The Madison-Hills Paleoecology Project ("MPEP")

Introduction

The MPEP is a privately funded endeavor that will drill and sample the layers of soft sediment that have accumulated in the deepest part of Big Pea Porridge Pond ("BPPP") in Madison, New Hampshire during the past +/- 14,000 years. The purpose of the work is to scientifically analyze, technically describe/catalogue, and radiocarbon/proxy date these progressively deposited materials to establish the ecologic change-sequence history of the Pond's basin since the departure of the last ice sheet. The work described above will begin in late January or early February 2008 and be completed by late Spring or Summer 2008.

Scientific Basis of the MPEP

Lake-bottom sediments represent the most continuously detailed records of post-glacial (Pleistocene to Holocene) climate and environmental change available, and such records provide the best long term context for the dramatic physical and biological/ecological changes that have occurred during what has become to be known as the "Anthropocene" period (time since the beginning of extensive human habitation).

Who's Involved

The scientific staff of MPEP includes the following individuals, all of whom are donating their professional expertise to the project:

P. Thompson Davis, Ph.D., Dept. of Natural & Applied Sciences, Bentley College.
Brian Fowler, Quaternary Scientist, Project Director.
Lee Pollock, Ph.D., Dept. of Biology, Drew University.
Lisa Doner, Ph.D., Center for the Environmental, Plymouth State University



Wednesday, March 12, 2008

Scientific Information Posting No. 9


A DAY OF "DEEP SURPRISE"

This is the first "quick posting" about yesterday's drilling and sampling work. Others with more detail will follow as each of us "physically recovers" from our respective labors out on the Pond.

We finally got to drilling and sampling yesterday under beautiful blue skies, light winds to start, and temperatures in the 20's most of the day (see photos to be posted here on the blog later today or tomorrow). We got started ferrying loads of equipment to the drilling site around 7:30 AM and had cleared everything except our drilling platform and deep casing from the ice by sundown. It was a lot of hard work, and I want to thank everyone who was involved, including those who braved the cold associated with standing around to video and photograph the process, which yielded some scientifically interesting and unexpected results.

We started drilling in approximately46 feet of water (the deepest spot in the Pond) and took multiple samples below the Pond-bottom to about 20 feet. The samples started off as loosely compacted, richly organic sediments that were somewhat surprisingly free of vegetative debris(leaf shards, pine needles, twigs, etc.), and while these organic-rich sediments became more well- consolidated ("stiffer") with depth, they continued to show this general composition right down to where we quit for the day.
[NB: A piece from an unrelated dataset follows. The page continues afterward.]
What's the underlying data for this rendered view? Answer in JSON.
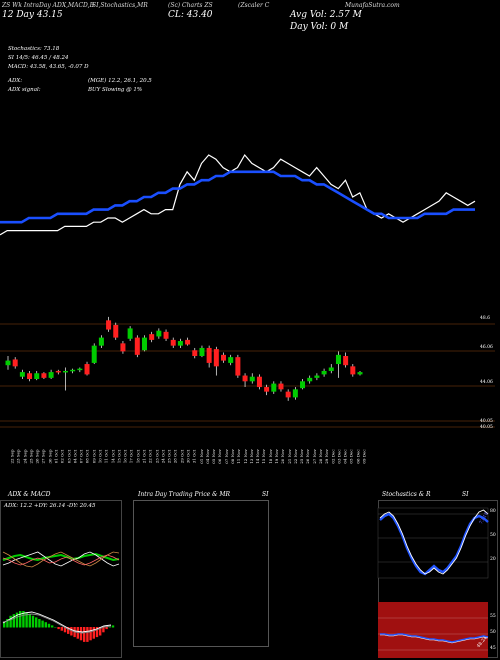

We had not expected to find such an extensive thickness of strictly organic sediment, and in fact thought that by 20 feet beneath the Pond bottom, we'd have finished the drilling and sampling project after intersecting the several layers of much less organic sediment (combinations of sand, silt, & clay) that undoubtedly overlie the compact glacial till or bedrock that forms the Pond's basin. It's clear now that the Pond basin is significantly deeper than we thought, and we plan to continue the drilling and sampling as soon as we can reorganize ourselves for another round to "get to the bottom" of this unexpected situation. Depending on exactly how fast such organic material is deposited (thought to be about 3 feet per millennium...?), it's presently possible that we've penetrated something like 5,000 to 7,000 years of deposition and that we have another 4-5 to go before we get to the bottom of the basin that existed when the last glacial ice left it.

So, the project will continue. We'll keep you advised here on the blog of when we'll be drilling and sampling next. It has to be within the next 2-3 weeks, before the ice thins and can no longer support the drilling platform (and our equipment upon it). Keep your eye on the blog for other postings related to yesterday's activities, some of them with more detailed scientific information and others with observations and photographs of what went on out on the Pond.